Thanks for the quick reply. We are already using "pallet nails". However, I am looking for a better solution to connect the a 2cm board to another 2cm board without having to hit the nail through and then bend it. We have used a 4cm ringed nails but they didn't seem to hold very well


----------



## Rader Sidetrack (Nov 30, 2011)

I don't build pallets, but I do take them apart at times. Some specialized pallets/frames that I salvage are made largely from two pieces 3/4" thick wood, which is approximately the same as your 4 cm. They are manufactured with 1/2" crown staples instead of nails. And whoever builds then is using a liberal amount of staples. Their method seems to be to just add more fasteners to get better holding power.


----------



## jim lyon (Feb 19, 2006)

pieter said:


> Thanks for the quick reply. We are already using "pallet nails". However, I am looking for a better solution to connect the a 2cm board to another 2cm board without having to hit the nail through and then bend it. We have used a 4cm ringed nails but they didn't seem to hold very well


We like the triple galvanized screw in either a torx or a square drive, of a length at least twice as long as the board you are attaching (2" is a good length for fastening a 1" board onto a 2"x4").
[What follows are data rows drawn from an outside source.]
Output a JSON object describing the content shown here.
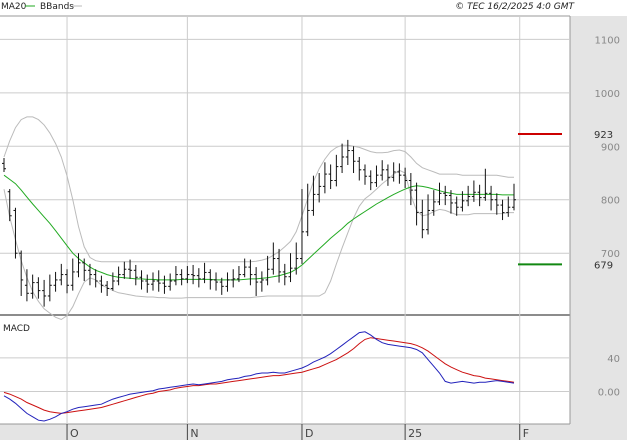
{
  "header": {
    "ma_label": "MA20",
    "bb_label": "BBands",
    "copyright": "© TEC 16/2/2025 4:0 GMT"
  },
  "colors": {
    "ma": "#22aa22",
    "bbands": "#bbbbbb",
    "bars": "#111111",
    "resistance": "#cc0000",
    "support": "#118811",
    "macd": "#2222bb",
    "signal": "#cc1111",
    "grid": "#cccccc",
    "axis_panel": "#e4e4e4"
  },
  "chart_data": [
    {
      "type": "bar",
      "subtype": "ohlc",
      "title": "",
      "ylim": [
        590,
        1140
      ],
      "yticks": [
        700,
        800,
        900,
        1000,
        1100
      ],
      "ytick_labels": [
        "700",
        "800",
        "900",
        "1000",
        "1100"
      ],
      "xticks": [
        {
          "i": 11,
          "label": "O"
        },
        {
          "i": 32,
          "label": "N"
        },
        {
          "i": 52,
          "label": "D"
        },
        {
          "i": 70,
          "label": "25"
        },
        {
          "i": 90,
          "label": "F"
        }
      ],
      "levels": [
        {
          "name": "resistance",
          "value": 923,
          "label": "923"
        },
        {
          "name": "support",
          "value": 679,
          "label": "679"
        }
      ],
      "series": [
        {
          "name": "price",
          "ohlc": [
            [
              868,
              858,
              878,
              852
            ],
            [
              815,
              770,
              820,
              760
            ],
            [
              780,
              700,
              785,
              690
            ],
            [
              700,
              650,
              705,
              620
            ],
            [
              640,
              625,
              670,
              610
            ],
            [
              625,
              645,
              660,
              615
            ],
            [
              645,
              630,
              655,
              615
            ],
            [
              630,
              620,
              650,
              600
            ],
            [
              620,
              640,
              660,
              610
            ],
            [
              640,
              650,
              665,
              628
            ],
            [
              650,
              660,
              680,
              640
            ],
            [
              660,
              640,
              670,
              625
            ],
            [
              640,
              665,
              690,
              630
            ],
            [
              665,
              682,
              700,
              655
            ],
            [
              682,
              668,
              690,
              648
            ],
            [
              668,
              660,
              680,
              640
            ],
            [
              660,
              648,
              670,
              636
            ],
            [
              648,
              640,
              658,
              626
            ],
            [
              640,
              634,
              648,
              620
            ],
            [
              634,
              648,
              664,
              630
            ],
            [
              648,
              660,
              675,
              640
            ],
            [
              660,
              670,
              684,
              652
            ],
            [
              670,
              668,
              688,
              652
            ],
            [
              668,
              655,
              678,
              640
            ],
            [
              655,
              648,
              668,
              632
            ],
            [
              648,
              642,
              660,
              626
            ],
            [
              642,
              648,
              664,
              630
            ],
            [
              648,
              644,
              668,
              628
            ],
            [
              644,
              638,
              658,
              624
            ],
            [
              638,
              648,
              662,
              630
            ],
            [
              648,
              660,
              676,
              640
            ],
            [
              660,
              652,
              670,
              640
            ],
            [
              652,
              660,
              676,
              644
            ],
            [
              660,
              658,
              678,
              642
            ],
            [
              658,
              652,
              672,
              636
            ],
            [
              652,
              664,
              682,
              644
            ],
            [
              664,
              650,
              670,
              632
            ],
            [
              650,
              646,
              664,
              630
            ],
            [
              646,
              638,
              654,
              622
            ],
            [
              638,
              650,
              664,
              628
            ],
            [
              650,
              652,
              670,
              636
            ],
            [
              652,
              660,
              676,
              646
            ],
            [
              660,
              674,
              690,
              655
            ],
            [
              674,
              660,
              688,
              640
            ],
            [
              660,
              646,
              674,
              620
            ],
            [
              646,
              650,
              666,
              628
            ],
            [
              650,
              670,
              695,
              640
            ],
            [
              670,
              690,
              720,
              660
            ],
            [
              690,
              665,
              708,
              645
            ],
            [
              665,
              656,
              680,
              640
            ],
            [
              656,
              672,
              700,
              646
            ],
            [
              672,
              690,
              720,
              660
            ],
            [
              690,
              740,
              820,
              680
            ],
            [
              740,
              780,
              830,
              732
            ],
            [
              780,
              810,
              845,
              770
            ],
            [
              810,
              825,
              850,
              795
            ],
            [
              825,
              848,
              870,
              812
            ],
            [
              848,
              836,
              866,
              820
            ],
            [
              836,
              862,
              884,
              825
            ],
            [
              862,
              880,
              905,
              850
            ],
            [
              880,
              892,
              912,
              865
            ],
            [
              892,
              872,
              900,
              850
            ],
            [
              872,
              856,
              880,
              836
            ],
            [
              856,
              844,
              866,
              828
            ],
            [
              844,
              832,
              855,
              818
            ],
            [
              832,
              846,
              864,
              824
            ],
            [
              846,
              856,
              874,
              836
            ],
            [
              856,
              842,
              866,
              826
            ],
            [
              842,
              852,
              870,
              834
            ],
            [
              852,
              846,
              868,
              830
            ],
            [
              846,
              836,
              860,
              822
            ],
            [
              836,
              818,
              850,
              790
            ],
            [
              818,
              776,
              832,
              752
            ],
            [
              776,
              744,
              800,
              728
            ],
            [
              744,
              780,
              810,
              735
            ],
            [
              780,
              796,
              818,
              770
            ],
            [
              796,
              812,
              832,
              790
            ],
            [
              812,
              808,
              826,
              790
            ],
            [
              808,
              794,
              818,
              774
            ],
            [
              794,
              786,
              806,
              770
            ],
            [
              786,
              798,
              816,
              778
            ],
            [
              798,
              806,
              826,
              788
            ],
            [
              806,
              814,
              836,
              796
            ],
            [
              814,
              804,
              828,
              788
            ],
            [
              804,
              812,
              858,
              798
            ],
            [
              812,
              800,
              826,
              780
            ],
            [
              800,
              790,
              812,
              772
            ],
            [
              790,
              776,
              800,
              762
            ],
            [
              776,
              786,
              806,
              768
            ],
            [
              786,
              800,
              830,
              780
            ]
          ]
        },
        {
          "name": "MA20",
          "values": [
            846,
            838,
            830,
            818,
            805,
            792,
            780,
            768,
            756,
            742,
            728,
            714,
            700,
            690,
            682,
            674,
            668,
            664,
            660,
            657,
            655,
            654,
            653,
            652,
            652,
            651,
            651,
            650,
            650,
            650,
            650,
            651,
            651,
            651,
            651,
            651,
            651,
            650,
            650,
            650,
            650,
            650,
            651,
            652,
            652,
            653,
            654,
            656,
            658,
            661,
            664,
            670,
            678,
            688,
            698,
            708,
            718,
            728,
            737,
            746,
            756,
            764,
            771,
            778,
            785,
            792,
            798,
            804,
            810,
            815,
            820,
            824,
            826,
            825,
            823,
            820,
            817,
            814,
            812,
            810,
            810,
            810,
            810,
            810,
            810,
            810,
            810,
            809,
            809,
            809
          ]
        },
        {
          "name": "BBands upper",
          "values": [
            880,
            910,
            935,
            950,
            955,
            955,
            950,
            940,
            925,
            905,
            880,
            845,
            800,
            750,
            712,
            692,
            686,
            684,
            684,
            684,
            684,
            684,
            684,
            684,
            684,
            684,
            684,
            684,
            684,
            684,
            684,
            684,
            684,
            684,
            684,
            684,
            684,
            684,
            684,
            684,
            684,
            684,
            684,
            684,
            685,
            687,
            690,
            696,
            703,
            712,
            722,
            740,
            770,
            802,
            834,
            858,
            876,
            890,
            898,
            902,
            902,
            900,
            898,
            894,
            890,
            888,
            888,
            889,
            892,
            893,
            890,
            880,
            868,
            860,
            856,
            852,
            848,
            848,
            848,
            848,
            846,
            846,
            846,
            846,
            846,
            846,
            846,
            844,
            842,
            842
          ]
        },
        {
          "name": "BBands lower",
          "values": [
            820,
            768,
            725,
            686,
            655,
            628,
            610,
            596,
            588,
            580,
            576,
            583,
            600,
            624,
            646,
            654,
            650,
            640,
            636,
            630,
            626,
            624,
            622,
            620,
            619,
            618,
            618,
            617,
            617,
            616,
            616,
            616,
            617,
            617,
            617,
            617,
            617,
            617,
            617,
            617,
            617,
            617,
            617,
            617,
            618,
            619,
            620,
            620,
            620,
            620,
            620,
            620,
            620,
            620,
            620,
            620,
            626,
            648,
            680,
            710,
            738,
            766,
            788,
            802,
            810,
            820,
            830,
            838,
            848,
            855,
            850,
            808,
            780,
            770,
            772,
            778,
            782,
            780,
            776,
            772,
            772,
            772,
            774,
            774,
            774,
            774,
            774,
            774,
            776,
            776
          ]
        }
      ]
    },
    {
      "type": "line",
      "title": "MACD",
      "ylim": [
        -35,
        85
      ],
      "yticks": [
        0,
        40
      ],
      "ytick_labels": [
        "0.00",
        "40"
      ],
      "series": [
        {
          "name": "macd",
          "values": [
            -5,
            -9,
            -14,
            -20,
            -26,
            -30,
            -34,
            -35,
            -33,
            -30,
            -26,
            -24,
            -21,
            -19,
            -18,
            -17,
            -16,
            -15,
            -12,
            -9,
            -7,
            -5,
            -3,
            -2,
            -1,
            0,
            1,
            3,
            4,
            5,
            6,
            7,
            8,
            9,
            8,
            9,
            10,
            11,
            12,
            14,
            15,
            16,
            18,
            19,
            21,
            22,
            22,
            23,
            22,
            22,
            24,
            26,
            28,
            31,
            35,
            38,
            41,
            45,
            50,
            55,
            60,
            65,
            70,
            71,
            67,
            62,
            58,
            56,
            55,
            54,
            53,
            52,
            50,
            46,
            38,
            30,
            22,
            12,
            10,
            11,
            12,
            11,
            10,
            11,
            11,
            12,
            13,
            12,
            11,
            10
          ]
        },
        {
          "name": "signal",
          "values": [
            -1,
            -3,
            -6,
            -9,
            -13,
            -16,
            -19,
            -22,
            -24,
            -25,
            -26,
            -25,
            -24,
            -23,
            -22,
            -21,
            -20,
            -19,
            -17,
            -15,
            -13,
            -11,
            -9,
            -7,
            -5,
            -3,
            -2,
            0,
            1,
            2,
            4,
            5,
            6,
            7,
            7,
            8,
            9,
            9,
            10,
            11,
            12,
            13,
            14,
            15,
            16,
            17,
            18,
            19,
            19,
            20,
            21,
            22,
            23,
            25,
            27,
            29,
            32,
            35,
            38,
            42,
            46,
            51,
            57,
            62,
            64,
            63,
            62,
            61,
            60,
            59,
            58,
            57,
            55,
            52,
            48,
            43,
            38,
            33,
            29,
            26,
            23,
            21,
            19,
            18,
            16,
            15,
            14,
            13,
            12,
            11
          ]
        }
      ]
    }
  ]
}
It makes it easy to disassemble for repair and replacement.


----------



## Chip Euliss (Sep 2, 2010)

I also use screws so I can replace the untreated plywood when it is no longer serviceable. I buy 2 inch deck screws and reuse them too. Nails hold great but are time consuming to remove. I have some pallets that are 15 years old and the treated bottoms (2x4 and 1x4) still hold up well. The last 2 years, I've brushed melted wax on the top of the plywood and drilled a couple of holes in each of the quads that hold each of the 4 hives.


----------



## chillardbee (May 26, 2005)

Just my opinion but building 4-way pallets are not as easy as a single bottom board. You might want to pour your heart and soul into it and do it right right the first time so you have something thats going to last 20-30 years or better yet, a life time. If you have the skills to build your own pallet, even better so you can pay attention to detail.

some things to consider is drilling 2 holes in the back corners of each board to allow water to drian. setting your pallets on regular pallets will help prevent rot as well.


----------